Maddalena and the Dark by Julia Fine

Author:Julia Fine
Language: eng
Format: epub
Publisher: Flatiron Books


* * *

It comes off beautifully. The eager slide of her wrist, the pressure of the strings against her fingers. The hired half orchestra behind them is surprisingly spry, and the audience holds them in a tender, breathless bubble of attention, lips slightly open, eyes wide.

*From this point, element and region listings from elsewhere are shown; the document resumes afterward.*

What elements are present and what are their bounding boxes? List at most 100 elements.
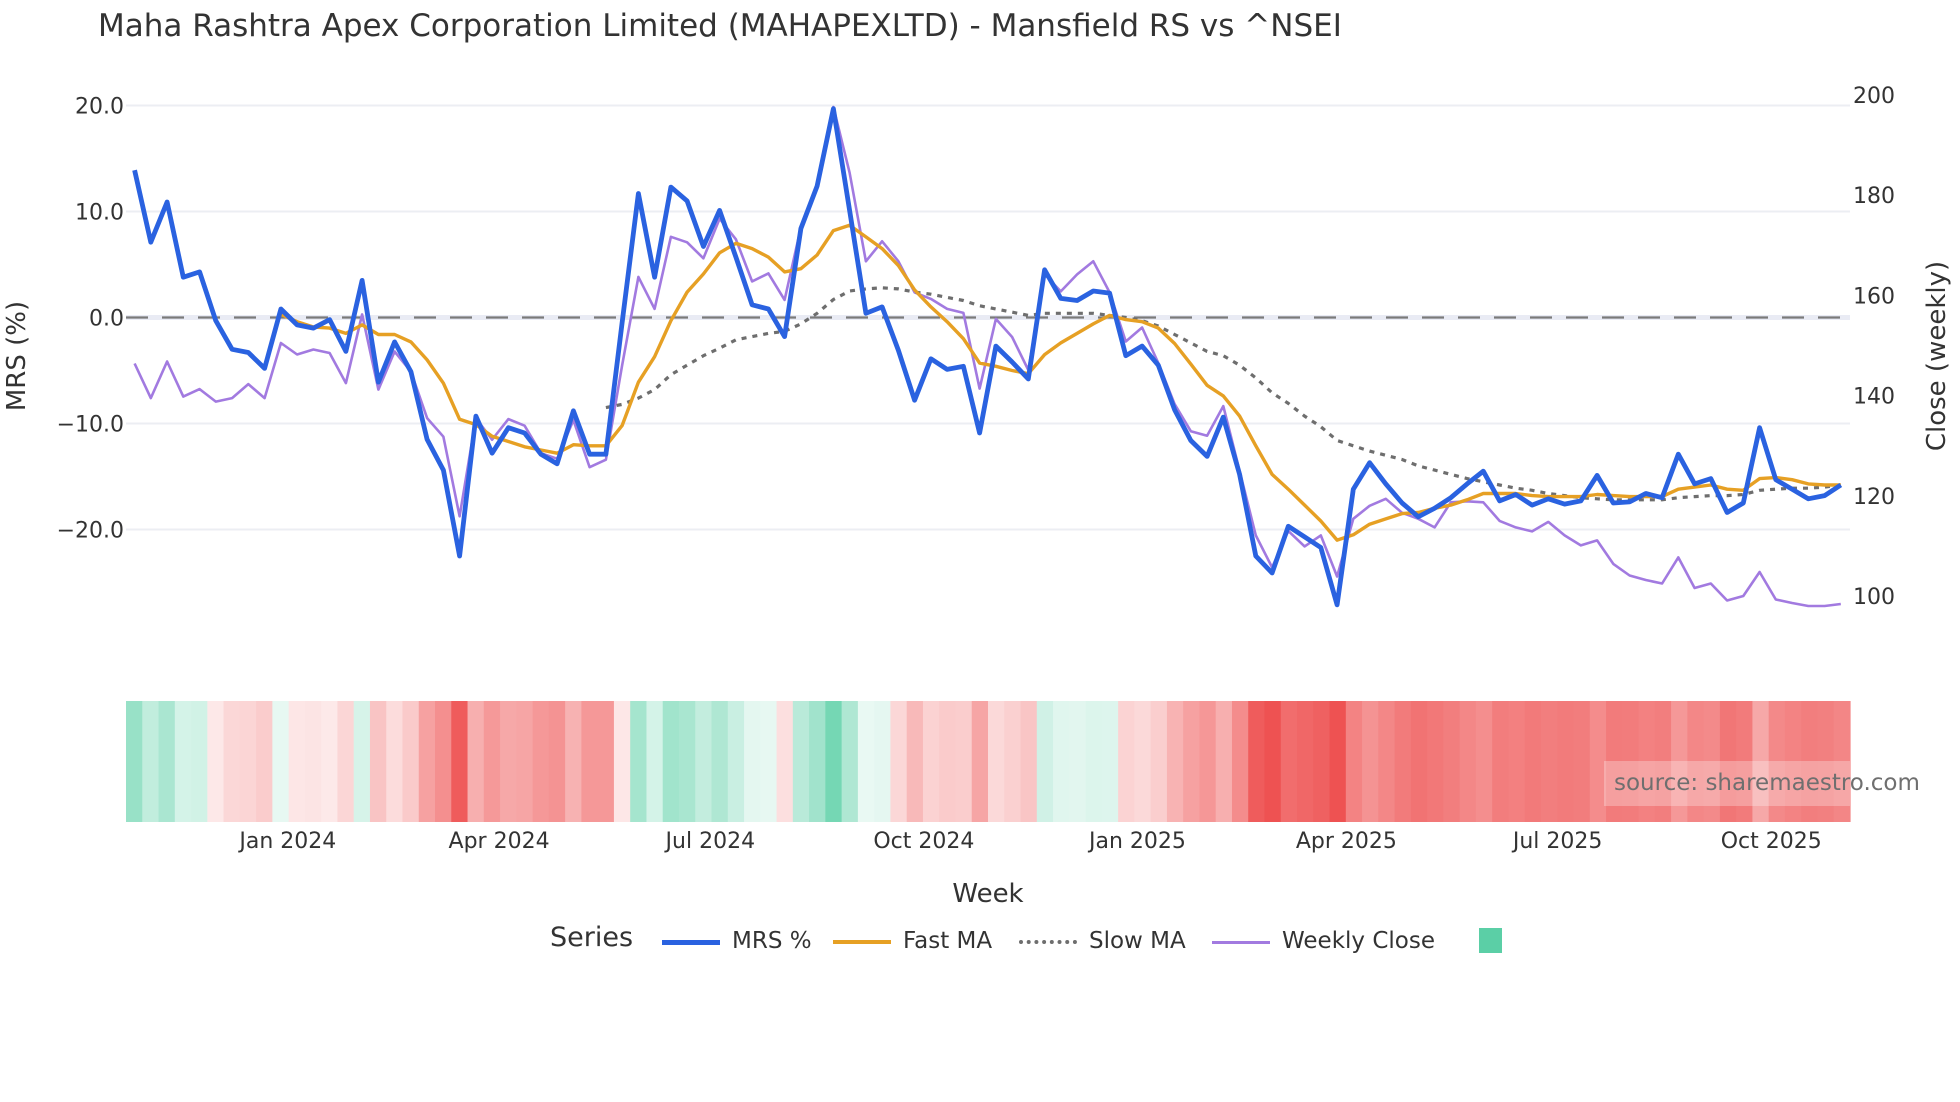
heatmap-cell — [1101, 701, 1119, 822]
heatmap-cell — [1345, 701, 1363, 822]
heatmap-cell — [239, 701, 257, 822]
heatmap-cell — [955, 701, 973, 822]
heatmap-cell — [1671, 701, 1688, 822]
legend-label: Fast MA — [903, 928, 993, 954]
heatmap-cell — [1687, 701, 1705, 822]
heatmap-cell — [1459, 701, 1477, 822]
legend-swatch-slow-ma — [1019, 940, 1077, 944]
legend-swatch-weekly-close — [1212, 941, 1270, 944]
heatmap-cell — [337, 701, 355, 822]
heatmap-cell — [1362, 701, 1379, 822]
heatmap-cell — [1020, 701, 1038, 822]
heatmap-cell — [369, 701, 387, 822]
heatmap-cell — [1492, 701, 1510, 822]
heatmap-cell — [613, 701, 631, 822]
heatmap-cell — [483, 701, 501, 822]
heatmap-cell — [1817, 701, 1835, 822]
legend-title: Series — [550, 922, 634, 953]
y-tick-label: −10.0 — [57, 413, 124, 438]
heatmap-cell — [711, 701, 729, 822]
heatmap-cell — [1394, 701, 1412, 822]
heatmap-cell — [1540, 701, 1558, 822]
heatmap-cell — [1410, 701, 1428, 822]
heatmap-cell — [581, 701, 599, 822]
x-tick-label: Jan 2024 — [237, 829, 336, 854]
source-label: source: sharemaestro.com — [1614, 770, 1920, 796]
legend-label: MRS % — [732, 928, 812, 954]
x-tick-label: Jul 2025 — [1511, 829, 1603, 854]
heatmap-cell — [678, 701, 696, 822]
y2-tick-label: 200 — [1853, 84, 1895, 109]
series-lines — [132, 105, 1843, 608]
heatmap-cell — [1703, 701, 1721, 822]
heatmap-cell — [418, 701, 436, 822]
heatmap-cell — [1199, 701, 1217, 822]
gridlines — [126, 104, 1850, 531]
heatmap-cell — [1606, 701, 1623, 822]
heatmap-cell — [792, 701, 810, 822]
y2-tick-label: 140 — [1853, 385, 1895, 410]
y-tick-label: 0.0 — [89, 307, 124, 332]
y-axis-right-title: Close (weekly) — [1922, 260, 1952, 452]
heatmap-cell — [1622, 701, 1640, 822]
heatmap-cell — [1069, 701, 1087, 822]
heatmap-cell — [776, 701, 794, 822]
heatmap-cell — [1573, 701, 1591, 822]
heatmap-cell — [1118, 701, 1135, 822]
y-tick-label: 20.0 — [75, 95, 124, 120]
heatmap-cell — [825, 701, 843, 822]
heatmap-cell — [1443, 701, 1461, 822]
heatmap-cell — [174, 701, 192, 822]
legend-swatch-mrs — [662, 940, 720, 945]
heatmap-cell — [223, 701, 241, 822]
series-line-mrs — [132, 106, 1843, 608]
heatmap-cell — [1036, 701, 1054, 822]
heatmap-cell — [1427, 701, 1444, 822]
y2-tick-label: 120 — [1853, 485, 1895, 510]
heatmap-cell — [451, 701, 469, 822]
heatmap-cell — [662, 701, 680, 822]
mrs-heatmap-strip — [126, 701, 1851, 822]
x-tick-label: Oct 2024 — [873, 829, 974, 854]
legend-swatch-fast-ma — [833, 940, 891, 944]
y-axis-left-title: MRS (%) — [2, 300, 32, 412]
heatmap-cell — [435, 701, 452, 822]
heatmap-cell — [1134, 701, 1152, 822]
heatmap-cell — [906, 701, 924, 822]
heatmap-cell — [1784, 701, 1802, 822]
heatmap-cell — [1768, 701, 1786, 822]
legend: Series MRS % Fast MA Slow MA Weekly Clos… — [0, 922, 1960, 962]
heatmap-cell — [1183, 701, 1201, 822]
heatmap-cell — [695, 701, 713, 822]
heatmap-cell — [142, 701, 160, 822]
x-tick-label: Oct 2025 — [1721, 829, 1822, 854]
heatmap-cell — [1329, 701, 1347, 822]
heatmap-cell — [857, 701, 875, 822]
chart-title: Maha Rashtra Apex Corporation Limited (M… — [98, 8, 1342, 44]
series-line-close — [133, 105, 1841, 608]
heatmap-cell — [1085, 701, 1103, 822]
heatmap-cell — [841, 701, 859, 822]
heatmap-cell — [1378, 701, 1396, 822]
heatmap-cell — [971, 701, 989, 822]
y-axis-right-ticks: 200 180 160 140 120 100 — [1853, 84, 1895, 610]
heatmap-cell — [500, 701, 517, 822]
x-tick-label: Apr 2024 — [449, 829, 550, 854]
y-tick-label: −20.0 — [57, 519, 124, 544]
heatmap-cell — [158, 701, 176, 822]
legend-label: Weekly Close — [1282, 928, 1435, 954]
heatmap-cell — [207, 701, 225, 822]
heatmap-cell — [922, 701, 940, 822]
x-tick-label: Jul 2024 — [664, 829, 756, 854]
y-axis-left-ticks: 20.0 10.0 0.0 −10.0 −20.0 — [57, 95, 124, 544]
heatmap-cell — [1313, 701, 1331, 822]
heatmap-cell — [809, 701, 826, 822]
heatmap-cell — [760, 701, 778, 822]
heatmap-cell — [1248, 701, 1266, 822]
heatmap-cell — [939, 701, 957, 822]
heatmap-cell — [1638, 701, 1656, 822]
heatmap-cell — [516, 701, 534, 822]
heatmap-cell — [1150, 701, 1168, 822]
heatmap-cell — [874, 701, 892, 822]
source-watermark: source: sharemaestro.com — [1604, 761, 1920, 806]
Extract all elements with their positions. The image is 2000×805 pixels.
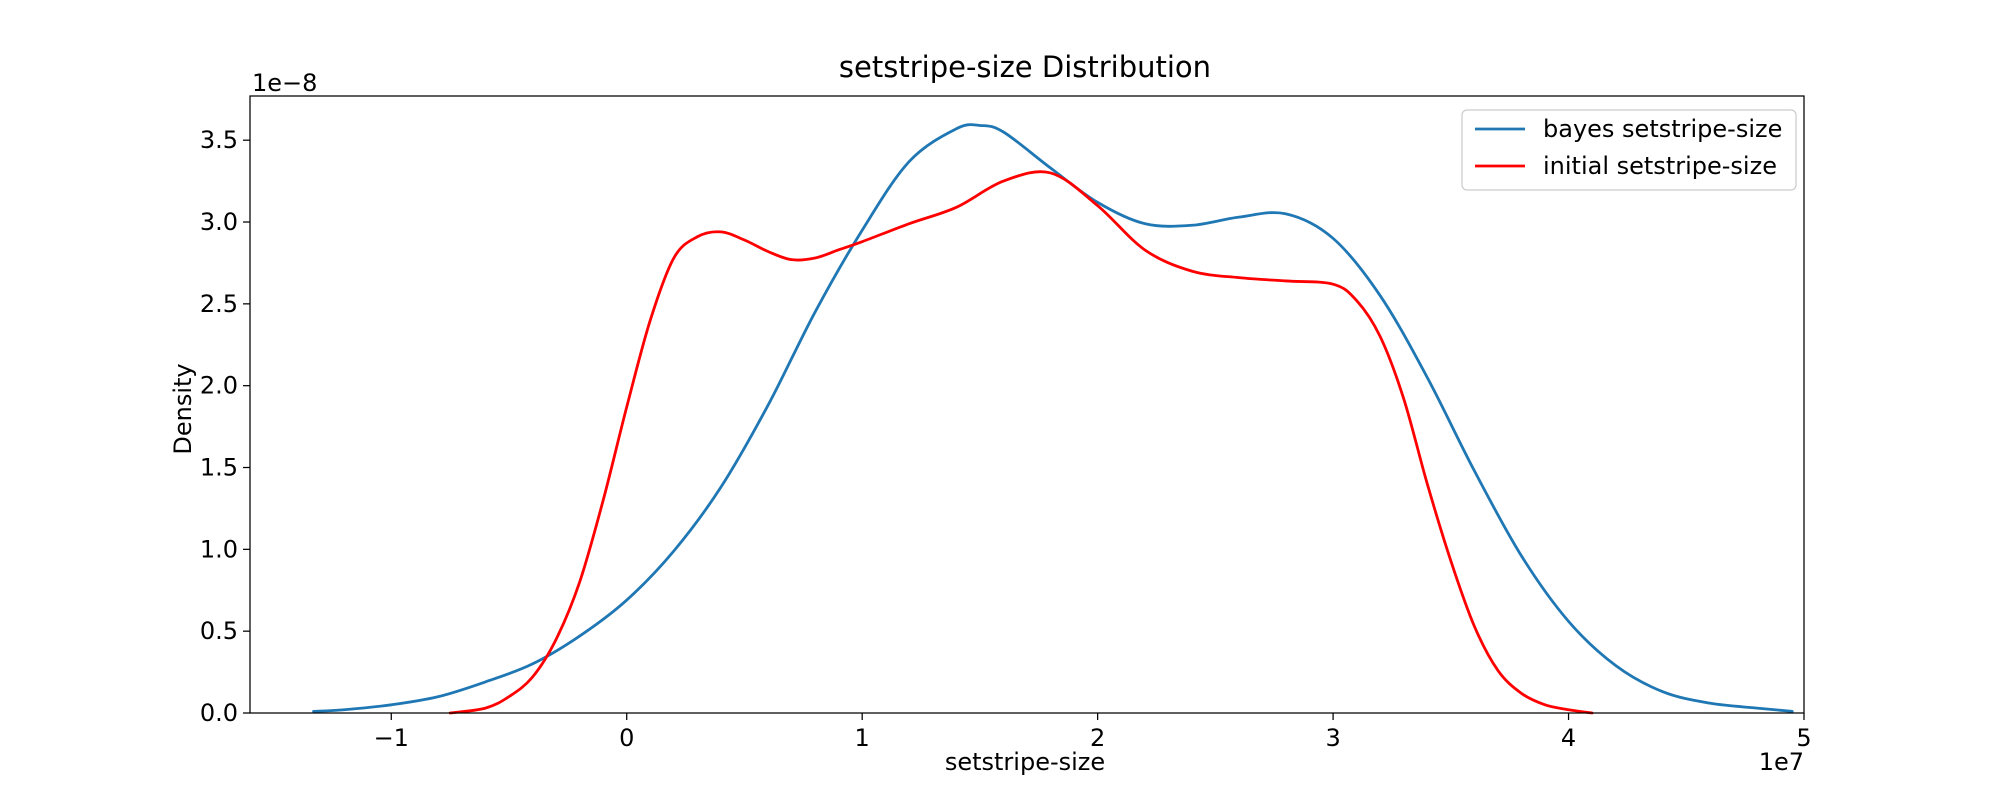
y-tick-label: 2.5 xyxy=(200,290,238,318)
legend-box xyxy=(1461,109,1797,191)
x-tick-label: 2 xyxy=(1090,724,1105,752)
x-tick-label: 3 xyxy=(1325,724,1340,752)
plot-area xyxy=(312,123,1794,715)
plot-frame xyxy=(249,95,1805,714)
x-tick-label: 0 xyxy=(619,724,634,752)
x-tick-label: 1 xyxy=(855,724,870,752)
legend-label: initial setstripe-size xyxy=(1543,152,1777,180)
y-tick-label: 1.5 xyxy=(200,454,238,482)
y-offset-label: 1e−8 xyxy=(252,69,317,97)
chart-title: setstripe-size Distribution xyxy=(839,50,1211,84)
series-line-1 xyxy=(448,170,1594,715)
y-tick-label: 2.0 xyxy=(200,372,238,400)
y-tick-label: 3.5 xyxy=(200,126,238,154)
x-offset-label: 1e7 xyxy=(1759,748,1804,776)
y-tick-label: 3.0 xyxy=(200,208,238,236)
legend-label: bayes setstripe-size xyxy=(1543,115,1782,143)
x-tick-label: −1 xyxy=(374,724,409,752)
x-tick-label: 4 xyxy=(1561,724,1576,752)
y-tick-label: 0.0 xyxy=(200,699,238,727)
x-tick-label: 5 xyxy=(1796,724,1811,752)
series-line-0 xyxy=(312,123,1794,713)
x-axis-label: setstripe-size xyxy=(945,748,1105,776)
legend: bayes setstripe-size initial setstripe-si… xyxy=(1461,109,1797,191)
y-tick-label: 0.5 xyxy=(200,617,238,645)
axis-ticks: −1 0 1 2 3 4 5 0.0 0.5 1.0 1.5 2.0 2.5 3.0 3.5 xyxy=(200,126,1812,752)
y-tick-label: 1.0 xyxy=(200,535,238,563)
y-axis-label: Density xyxy=(169,363,197,454)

They finish their final song to rapturous applause, the Celsi uncle pounding the marble floor with his walking stick, enthralled by the duet. Before they can put away the instruments, Maddalena has been swept off by the women in the Celsi party, which Luisa takes to mean she’s passed at least their first test. Luisa can’t quite place the expression on her face, the widened eyes, the flush that blooms across her neck and chest. Wouldn’t anyone be overwhelmed, on the night of her conquest? The night her life would change, after having changed, before changing again. Luisa slackens the hair on both bows, kneels to pack first the violin, then the viola da gamba, into their cases. A man’s boot approaches, and then a man is crouching down, helping her with the clasps. Maffeo Celsi.

“Oh,” says Luisa, surprised. She could have sworn he’d made off with the rest of his party, to the garden or the ballroom, or wherever the swarm has settled. A few of Andrea’s friends remain in a corner, but the other guests of honor have gone.

“The Pietà, yes?” He’s of Beneto’s build and height, likely about Beneto’s age. From the smoothness of his fingers, she knows immediately that he does not play.

“Where I’m from?” Luisa nods.

“You have a lovely clarinetist.” He carries both cases to a waiting footman, and then offers his elbow. Luisa’s gaze darts around the room—servants clearing the buffet, those drunken friends of Andrea’s in intense conversation, a little dog lapping at spilled cream. She’s fairly certain that the evening’s prize is best left alone until the Grimanis can have at him, but she has nowhere else to go and no one else to talk to, and she isn’t sure how to decline without being rude.

“You must mean Betta,” she murmurs, letting her arm rest lightly atop his jacket. “She is quite good.” Funny how it feels to claim Betta, as if the Pietà is family in the same way that Maffeo and his uncle are family. The women do call one another daughter.

“Though not as beautiful, they say, as some of the other musicians.” He leads her out onto the portico, and she tilts her head to try to parse his words. Is he flirting? With only lantern light it’s hard to tell if his cheeks color, and without knowing him she can’t read his tone. Her face must reveal her discomfort, because he immediately apologizes. “That was tactless of me, wasn’t it?” he says. “Let me make it up to you with a stroll through the garden.”

It’s not a question, though Luisa thinks he wouldn’t press her if she declined the invitation. Maffeo seems put on, compared to Nicolò. It is suddenly impossible for Luisa not to compare him to Nicolò.